Daily Devotional · Ezra 9:5–7

Ashamed to Look Up

Reflection

Ezra had just arrived in Jerusalem after an 900-mile journey with nearly 1,500 returnees. Almost immediately, the leaders came to him with a report: the people of Israel — including priests and Levites — have not kept themselves separate from neighboring peoples. They have taken their daughters as wives for themselves and their sons, and have mingled the holy race with the peoples around them. Ezra's response was physical before it was verbal. He tore his tunic and cloak, pulled hair from his head and beard, and sat down appalled. From the morning sacrifice until the evening sacrifice, he sat there stunned. At the evening sacrifice he fell on his knees, spread his hands to the Lord, and prayed. What followed was not a prayer of personal sin but of identification: "I am too ashamed and disgraced, my God, to lift up my face to you, because our sins are higher than our heads and our guilt has reached to the heavens." Not their sin. Our sin. Not I have arrived to fix the problem. I am part of the problem — the representative of a people who have repeatedly failed. Ezra's prayer is the biblical model of intercessory confession: standing with the people you represent before God, owning their failure as if it were your own, not distancing yourself from those who sinned. The text records that a great crowd gathered around him while he wept and prayed, and they also wept bitterly. His visible grief at sin became the catalyst for communal repentance.

Background

The intermarriage issue Ezra addressed was not racial but covenantal. The concern was not ethnic purity but theological contamination: the Torah repeatedly warned that foreign wives would turn Israel's hearts toward other gods (Deuteronomy 7:3–4 — the same concern that brought down Solomon).

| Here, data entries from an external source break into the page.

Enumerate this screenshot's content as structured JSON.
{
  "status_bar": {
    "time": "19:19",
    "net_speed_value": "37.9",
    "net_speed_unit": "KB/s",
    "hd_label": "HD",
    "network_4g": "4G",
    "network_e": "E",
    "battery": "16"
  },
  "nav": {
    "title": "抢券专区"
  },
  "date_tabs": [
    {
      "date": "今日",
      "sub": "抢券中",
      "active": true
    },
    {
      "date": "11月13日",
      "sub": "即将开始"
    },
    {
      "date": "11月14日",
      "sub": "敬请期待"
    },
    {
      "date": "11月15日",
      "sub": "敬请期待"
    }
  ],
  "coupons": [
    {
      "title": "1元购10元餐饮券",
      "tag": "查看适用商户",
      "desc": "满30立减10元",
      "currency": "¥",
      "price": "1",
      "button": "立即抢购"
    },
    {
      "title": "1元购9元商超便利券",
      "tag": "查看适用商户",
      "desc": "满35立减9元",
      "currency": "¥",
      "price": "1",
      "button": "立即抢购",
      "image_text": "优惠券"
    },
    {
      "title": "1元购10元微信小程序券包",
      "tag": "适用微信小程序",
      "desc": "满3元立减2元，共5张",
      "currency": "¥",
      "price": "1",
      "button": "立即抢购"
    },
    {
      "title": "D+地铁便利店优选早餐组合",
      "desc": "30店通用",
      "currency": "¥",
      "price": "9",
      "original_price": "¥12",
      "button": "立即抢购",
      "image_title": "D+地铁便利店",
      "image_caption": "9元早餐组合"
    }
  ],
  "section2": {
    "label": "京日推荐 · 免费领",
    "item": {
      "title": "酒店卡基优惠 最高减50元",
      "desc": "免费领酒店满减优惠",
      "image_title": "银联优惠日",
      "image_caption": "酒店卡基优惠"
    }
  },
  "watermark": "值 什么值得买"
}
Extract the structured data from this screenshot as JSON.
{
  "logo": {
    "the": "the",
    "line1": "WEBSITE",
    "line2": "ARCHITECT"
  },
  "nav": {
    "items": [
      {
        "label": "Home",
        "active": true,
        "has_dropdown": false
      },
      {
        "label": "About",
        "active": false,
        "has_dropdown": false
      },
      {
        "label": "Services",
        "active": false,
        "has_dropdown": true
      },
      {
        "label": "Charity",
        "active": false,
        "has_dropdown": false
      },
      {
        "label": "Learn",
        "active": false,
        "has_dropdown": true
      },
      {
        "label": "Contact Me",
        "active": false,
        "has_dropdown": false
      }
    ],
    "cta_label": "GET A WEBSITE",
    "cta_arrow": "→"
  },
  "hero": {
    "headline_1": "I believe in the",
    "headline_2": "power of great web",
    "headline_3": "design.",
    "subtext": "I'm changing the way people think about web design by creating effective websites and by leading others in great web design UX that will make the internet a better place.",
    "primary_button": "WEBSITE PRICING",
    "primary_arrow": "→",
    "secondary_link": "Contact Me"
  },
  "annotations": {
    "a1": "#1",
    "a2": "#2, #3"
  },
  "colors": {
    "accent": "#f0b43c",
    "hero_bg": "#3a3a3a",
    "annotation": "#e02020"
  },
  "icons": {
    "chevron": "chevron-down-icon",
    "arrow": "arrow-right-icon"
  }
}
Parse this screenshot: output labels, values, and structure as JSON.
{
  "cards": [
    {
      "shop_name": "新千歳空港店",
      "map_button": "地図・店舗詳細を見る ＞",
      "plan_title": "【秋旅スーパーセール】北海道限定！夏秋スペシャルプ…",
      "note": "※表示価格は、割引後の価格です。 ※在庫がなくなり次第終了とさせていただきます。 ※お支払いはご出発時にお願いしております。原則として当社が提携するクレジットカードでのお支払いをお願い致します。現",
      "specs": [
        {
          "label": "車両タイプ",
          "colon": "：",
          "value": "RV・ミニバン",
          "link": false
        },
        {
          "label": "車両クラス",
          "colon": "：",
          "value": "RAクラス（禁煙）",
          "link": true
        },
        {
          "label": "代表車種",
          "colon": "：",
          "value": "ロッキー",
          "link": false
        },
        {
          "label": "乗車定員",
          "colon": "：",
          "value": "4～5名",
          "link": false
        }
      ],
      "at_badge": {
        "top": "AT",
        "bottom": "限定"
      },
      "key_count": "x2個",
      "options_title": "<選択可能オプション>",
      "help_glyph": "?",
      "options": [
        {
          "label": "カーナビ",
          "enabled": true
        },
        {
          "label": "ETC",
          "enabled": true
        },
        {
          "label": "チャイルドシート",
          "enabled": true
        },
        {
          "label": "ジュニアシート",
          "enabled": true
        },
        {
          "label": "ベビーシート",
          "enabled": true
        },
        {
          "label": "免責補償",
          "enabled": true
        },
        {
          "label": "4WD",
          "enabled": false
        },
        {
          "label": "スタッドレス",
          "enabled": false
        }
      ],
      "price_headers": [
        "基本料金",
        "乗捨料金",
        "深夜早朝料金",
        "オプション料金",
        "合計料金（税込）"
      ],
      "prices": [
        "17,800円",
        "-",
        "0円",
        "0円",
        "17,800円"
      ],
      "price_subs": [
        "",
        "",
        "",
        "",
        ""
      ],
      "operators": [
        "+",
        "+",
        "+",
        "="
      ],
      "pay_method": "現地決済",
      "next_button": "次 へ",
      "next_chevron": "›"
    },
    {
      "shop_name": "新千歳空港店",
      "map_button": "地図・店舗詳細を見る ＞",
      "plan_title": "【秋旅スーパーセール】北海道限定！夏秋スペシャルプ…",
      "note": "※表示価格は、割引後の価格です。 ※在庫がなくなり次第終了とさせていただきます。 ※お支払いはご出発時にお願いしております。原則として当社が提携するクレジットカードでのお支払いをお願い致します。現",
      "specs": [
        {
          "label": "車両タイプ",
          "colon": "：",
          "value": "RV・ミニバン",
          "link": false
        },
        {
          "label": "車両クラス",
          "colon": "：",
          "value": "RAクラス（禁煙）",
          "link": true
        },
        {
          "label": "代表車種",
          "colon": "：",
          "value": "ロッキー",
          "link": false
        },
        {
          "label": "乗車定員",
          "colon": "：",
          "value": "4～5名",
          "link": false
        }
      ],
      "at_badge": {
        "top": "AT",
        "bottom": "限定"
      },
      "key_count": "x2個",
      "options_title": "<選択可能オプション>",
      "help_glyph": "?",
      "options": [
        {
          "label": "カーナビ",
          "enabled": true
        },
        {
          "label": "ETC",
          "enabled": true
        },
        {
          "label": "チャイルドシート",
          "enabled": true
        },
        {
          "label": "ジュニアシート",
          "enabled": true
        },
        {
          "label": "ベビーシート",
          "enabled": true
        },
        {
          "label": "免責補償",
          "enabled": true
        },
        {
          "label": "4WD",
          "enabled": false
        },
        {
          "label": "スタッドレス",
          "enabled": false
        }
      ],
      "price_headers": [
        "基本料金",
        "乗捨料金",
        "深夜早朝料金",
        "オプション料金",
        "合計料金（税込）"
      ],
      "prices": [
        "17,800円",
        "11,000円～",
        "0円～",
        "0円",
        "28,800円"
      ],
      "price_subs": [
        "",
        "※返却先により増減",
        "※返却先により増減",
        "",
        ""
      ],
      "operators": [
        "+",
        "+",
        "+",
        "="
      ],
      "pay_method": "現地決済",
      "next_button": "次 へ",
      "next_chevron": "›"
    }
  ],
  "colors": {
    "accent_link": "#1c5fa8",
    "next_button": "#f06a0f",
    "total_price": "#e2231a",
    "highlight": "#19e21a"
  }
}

The painful process of separation that follows in Ezra 10 is one of the most difficult passages in the Old Testament.

Truth

Intercessory prayer identifies with rather than distances from those who have failed. Ezra was not the guilty party — but he prayed as if he were. The most powerful advocates before God are those who refuse to stand apart from the people they are representing.

Application

Is there a community — a family, a church, a nation — whose failures you have been watching from a distance, judging rather than grieving? Ask God to give you Ezra's posture: get on your knees and pray "we" instead of "they." Let the grief of their failure become the energy of your intercession.